Так почему же, в свою очередь, если бы мы чего-то хотели или любили, мы бы хотели этого слишком мало? Что заставило бы нас стать в прямом или переносном смысле анорексичками, что заставило бы нас отказаться от тех самых вещей, которые поддерживают нас? Я помню, как спросил девятилетнего ребенка на терапии, почему он никогда, как говорила его мать, не «доедает свою тарелку». Он вполне разумно сказал: «Если я закончу, ничего не останется»; а затем он сделал паузу и сказал: «Я всегда буду голоден». Я сказал: «Поэтому есть все равно, что убить мумию», а он усмехнулся и сказал: «Убить ее навсегда». Для этого мальчика есть слишком много — значит есть слишком много: он ассоциировал переедание с потерей матери. Он всегда просил мать оставить оставленную им еду «на завтра».
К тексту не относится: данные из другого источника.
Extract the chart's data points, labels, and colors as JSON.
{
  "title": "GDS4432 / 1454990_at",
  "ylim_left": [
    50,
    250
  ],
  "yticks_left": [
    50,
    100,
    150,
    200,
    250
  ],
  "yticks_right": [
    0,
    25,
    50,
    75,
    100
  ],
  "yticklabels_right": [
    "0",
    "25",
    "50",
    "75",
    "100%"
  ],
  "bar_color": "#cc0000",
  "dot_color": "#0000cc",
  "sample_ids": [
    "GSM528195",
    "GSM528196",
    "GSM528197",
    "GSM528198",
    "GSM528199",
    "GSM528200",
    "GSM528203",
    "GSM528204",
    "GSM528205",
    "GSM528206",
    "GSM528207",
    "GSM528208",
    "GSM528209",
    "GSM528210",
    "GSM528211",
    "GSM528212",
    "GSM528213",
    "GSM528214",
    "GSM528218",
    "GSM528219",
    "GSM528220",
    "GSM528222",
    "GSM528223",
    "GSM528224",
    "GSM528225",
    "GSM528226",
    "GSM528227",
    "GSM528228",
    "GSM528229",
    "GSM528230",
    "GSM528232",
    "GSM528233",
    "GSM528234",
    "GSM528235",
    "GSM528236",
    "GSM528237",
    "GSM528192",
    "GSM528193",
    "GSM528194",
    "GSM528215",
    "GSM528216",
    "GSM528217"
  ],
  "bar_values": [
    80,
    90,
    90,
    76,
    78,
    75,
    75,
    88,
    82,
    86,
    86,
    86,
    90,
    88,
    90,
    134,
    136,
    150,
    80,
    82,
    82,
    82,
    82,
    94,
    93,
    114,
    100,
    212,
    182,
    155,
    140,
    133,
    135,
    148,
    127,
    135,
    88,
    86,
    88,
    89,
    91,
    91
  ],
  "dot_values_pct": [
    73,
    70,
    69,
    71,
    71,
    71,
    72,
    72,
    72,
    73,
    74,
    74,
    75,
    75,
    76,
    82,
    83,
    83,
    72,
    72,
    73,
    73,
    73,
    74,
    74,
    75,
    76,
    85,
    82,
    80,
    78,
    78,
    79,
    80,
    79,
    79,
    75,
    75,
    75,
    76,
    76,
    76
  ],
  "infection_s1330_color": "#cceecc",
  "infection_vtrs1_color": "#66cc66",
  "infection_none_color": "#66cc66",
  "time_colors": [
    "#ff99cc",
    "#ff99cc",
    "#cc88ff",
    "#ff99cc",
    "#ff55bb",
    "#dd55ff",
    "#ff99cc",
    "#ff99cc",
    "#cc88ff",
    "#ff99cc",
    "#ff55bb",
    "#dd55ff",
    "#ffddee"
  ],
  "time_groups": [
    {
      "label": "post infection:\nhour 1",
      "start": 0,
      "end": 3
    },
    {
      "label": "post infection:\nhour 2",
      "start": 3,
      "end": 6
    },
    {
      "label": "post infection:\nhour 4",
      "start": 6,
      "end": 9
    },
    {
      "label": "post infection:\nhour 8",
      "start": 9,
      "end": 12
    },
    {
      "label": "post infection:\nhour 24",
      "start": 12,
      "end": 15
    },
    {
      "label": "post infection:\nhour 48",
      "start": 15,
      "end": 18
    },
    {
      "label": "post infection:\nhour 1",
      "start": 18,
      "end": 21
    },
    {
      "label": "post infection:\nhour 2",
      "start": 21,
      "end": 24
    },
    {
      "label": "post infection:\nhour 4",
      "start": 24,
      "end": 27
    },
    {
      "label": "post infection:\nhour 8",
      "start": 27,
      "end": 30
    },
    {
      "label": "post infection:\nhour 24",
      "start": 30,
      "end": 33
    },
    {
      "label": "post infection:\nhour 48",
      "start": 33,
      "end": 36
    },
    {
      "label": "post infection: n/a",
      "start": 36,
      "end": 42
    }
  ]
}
Как оказалось, мы едим слишком мало по тем же причинам, что и слишком много. Ребенок, как пишет психоаналитик Д. У. Винникотт, может «использовать сомнение в еде, чтобы скрыть сомнение в любви»; сомнение в любви — это сомнение в ресурсах. И было бы логично, если бы ребенок, который сомневается в наличии того, что ему нужно, — а это, конечно, в какой-то степени каждый ребенок, — постарается отучить себя от своих потребностей, постарается сделать себя самодостаточным, независимо от других людей. Избыток аппетита — это самолечение чувства беспомощности. И если это правда или хотя бы иногда правда, то это значит, что, наказывая людей за их эксцессы, мы наказываем их за беспомощность. Может быть, это наша чрезмерная беспомощность, наше относительное бессилие перед жизненными трудностями, которые мы пытаемся уничтожить? В конце концов, наказание людей может заставить нас чувствовать себя чрезмерно сильными.
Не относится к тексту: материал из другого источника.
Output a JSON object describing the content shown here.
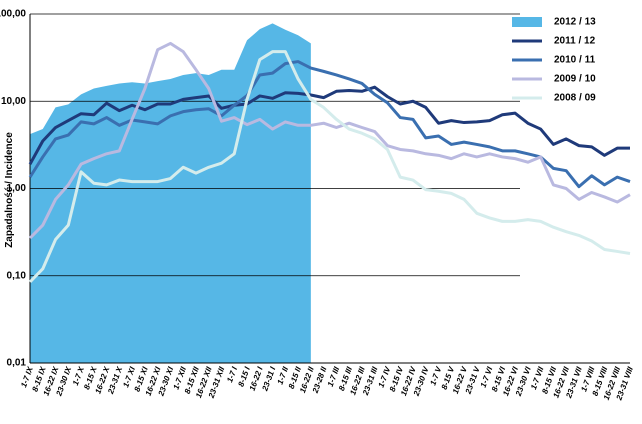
{
  "chart_data": {
    "type": "line",
    "y_label": "Zapadalność / Incidence",
    "log_y": true,
    "grid": true,
    "legend": "upper right",
    "categories": [
      "1-7 IX",
      "8-15 IX",
      "16-22 IX",
      "23-30 IX",
      "1-7 X",
      "8-15 X",
      "16-22 X",
      "23-31 X",
      "1-7 XI",
      "8-15 XI",
      "16-22 XI",
      "23-30 XI",
      "1-7 XII",
      "8-15 XII",
      "16-22 XII",
      "23-31 XII",
      "1-7 I",
      "8-15 I",
      "16-22 I",
      "23-31 I",
      "1-7 II",
      "8-15 II",
      "16-22 II",
      "23-28 II",
      "1-7 III",
      "8-15 III",
      "16-22 III",
      "23-31 III",
      "1-7 IV",
      "8-15 IV",
      "16-22 IV",
      "23-30 IV",
      "1-7 V",
      "8-15 V",
      "16-22 V",
      "23-31 V",
      "1-7 VI",
      "8-15 VI",
      "16-22 VI",
      "23-30 VI",
      "1-7 VII",
      "8-15 VII",
      "16-22 VII",
      "23-31 VII",
      "1-7 VIII",
      "8-15 VIII",
      "16-22 VIII",
      "23-31 VIII"
    ],
    "ylim": [
      0.01,
      100
    ],
    "yticks": [
      {
        "value": 0.01,
        "label": "0,01"
      },
      {
        "value": 0.1,
        "label": "0,10"
      },
      {
        "value": 1,
        "label": "1,00"
      },
      {
        "value": 10,
        "label": "10,00"
      },
      {
        "value": 100,
        "label": "100,00"
      }
    ],
    "series": [
      {
        "name": "2012 / 13",
        "color": "#56b7e6",
        "style": "area",
        "values": [
          4.2,
          4.8,
          8.5,
          9.2,
          12,
          14,
          15,
          16,
          16.5,
          16,
          17,
          18,
          20,
          21,
          20,
          23,
          23,
          50,
          67,
          78,
          66,
          57,
          46,
          null,
          null,
          null,
          null,
          null,
          null,
          null,
          null,
          null,
          null,
          null,
          null,
          null,
          null,
          null,
          null,
          null,
          null,
          null,
          null,
          null,
          null,
          null,
          null,
          null
        ]
      },
      {
        "name": "2011 / 12",
        "color": "#1f3a7a",
        "values": [
          1.9,
          3.5,
          5,
          6,
          7.2,
          7,
          9.5,
          7.8,
          9,
          8,
          9.3,
          9.3,
          10.5,
          11,
          11.5,
          8.3,
          9,
          9.3,
          11.5,
          10.8,
          12.5,
          12.3,
          11.8,
          11,
          13,
          13.3,
          13,
          14.5,
          11.3,
          9.3,
          10,
          8.5,
          5.6,
          6,
          5.7,
          5.8,
          6,
          7,
          7.3,
          5.6,
          4.8,
          3.2,
          3.7,
          3.1,
          3,
          2.4,
          2.9,
          2.9
        ]
      },
      {
        "name": "2010 / 11",
        "color": "#3a6fb0",
        "values": [
          1.35,
          2.3,
          3.7,
          4.1,
          5.8,
          5.5,
          6.5,
          5.3,
          6.1,
          5.8,
          5.5,
          6.8,
          7.6,
          8,
          8.2,
          6.8,
          9,
          11.6,
          20,
          21,
          27,
          28.5,
          24,
          22,
          20,
          18,
          16,
          12,
          9.6,
          6.5,
          6.2,
          3.8,
          4,
          3.2,
          3.4,
          3.2,
          3,
          2.7,
          2.7,
          2.5,
          2.3,
          1.7,
          1.6,
          1.05,
          1.4,
          1.1,
          1.35,
          1.2
        ]
      },
      {
        "name": "2009 / 10",
        "color": "#b9b9e0",
        "values": [
          0.27,
          0.38,
          0.75,
          1.1,
          1.9,
          2.2,
          2.5,
          2.7,
          6.2,
          14,
          39,
          46,
          37,
          23,
          14,
          5.9,
          6.5,
          5.4,
          6.2,
          4.8,
          5.8,
          5.3,
          5.3,
          5.6,
          5,
          5.6,
          5,
          4.5,
          3.1,
          2.8,
          2.7,
          2.5,
          2.4,
          2.2,
          2.5,
          2.3,
          2.5,
          2.3,
          2.2,
          2,
          2.3,
          1.1,
          1,
          0.75,
          0.9,
          0.8,
          0.7,
          0.85
        ]
      },
      {
        "name": "2008 / 09",
        "color": "#d4ecec",
        "values": [
          0.085,
          0.12,
          0.26,
          0.38,
          1.55,
          1.15,
          1.1,
          1.25,
          1.2,
          1.2,
          1.2,
          1.3,
          1.75,
          1.5,
          1.75,
          1.95,
          2.5,
          10.5,
          30,
          37,
          37,
          18,
          10.5,
          8.5,
          6.2,
          4.8,
          4.3,
          3.7,
          2.8,
          1.35,
          1.25,
          0.97,
          0.93,
          0.88,
          0.75,
          0.52,
          0.46,
          0.42,
          0.42,
          0.44,
          0.42,
          0.36,
          0.32,
          0.29,
          0.25,
          0.2,
          0.19,
          0.18
        ]
      }
    ]
  }
}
То, что мы узнаём тогда на пути избытка, касается нашего разочарования и того, как трудно нам найти то, что нам действительно нужно. Избыток всегда связан с какой-то депривацией. Так что это могут быть не определенные виды чрезмерного поведения, которые мы ненавидим, выражаем ли мы это как страх перед анорексией у наших детей, или предубеждение против толстых людей, или отвращение к тому, что в мире голодающих людей есть знаменитые повара — это может быть что мы ненавидим чрезмерное поведение, потому что оно напоминает нам о наших собственных и чужих лишениях. Возможно, плохая новость, которую приносит нам жадность, заключается не в том, что мы ненасытные животные, которым нужно себя контролировать, а в том, что мы разочарованные животные, которые не могут легко определить, что нам нужно, и которые боятся испытать разочарование.
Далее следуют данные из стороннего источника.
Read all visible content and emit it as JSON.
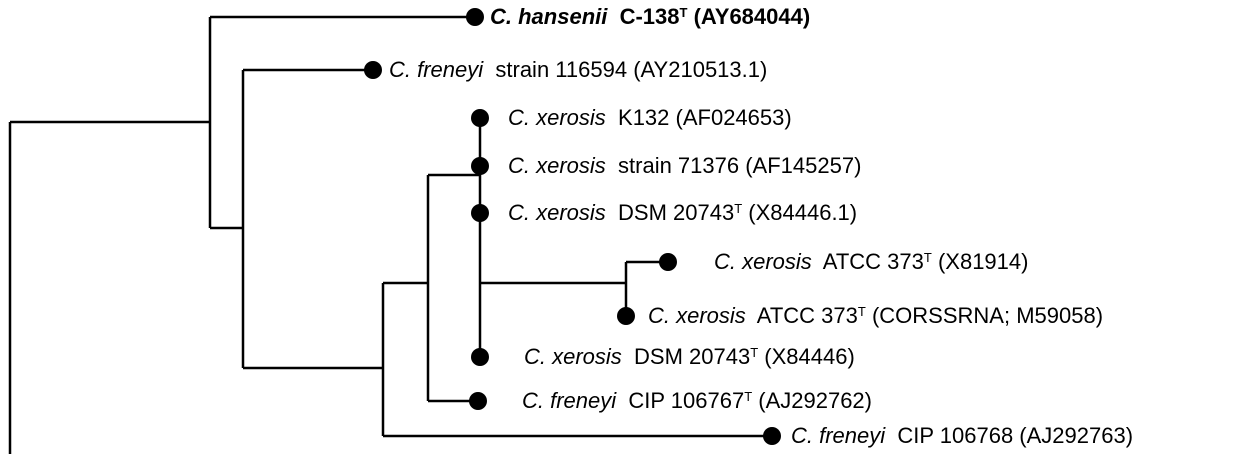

Чрезмерный аппетит — это способ скрыть от себя то, чего мы жаждем. Художника-голододателя Кафки — человека из одноименного рассказа, который зарабатывает на жизнь голоданием, — спрашивают, почему он посвятил свою жизнь голоданию на публике; он не мог не делать этого, говорит он, «потому что я не мог найти еду, которая мне нравилась. Если бы я нашел ее, поверь мне, я бы не поднимал суеты и не наелся, как ты и все остальные».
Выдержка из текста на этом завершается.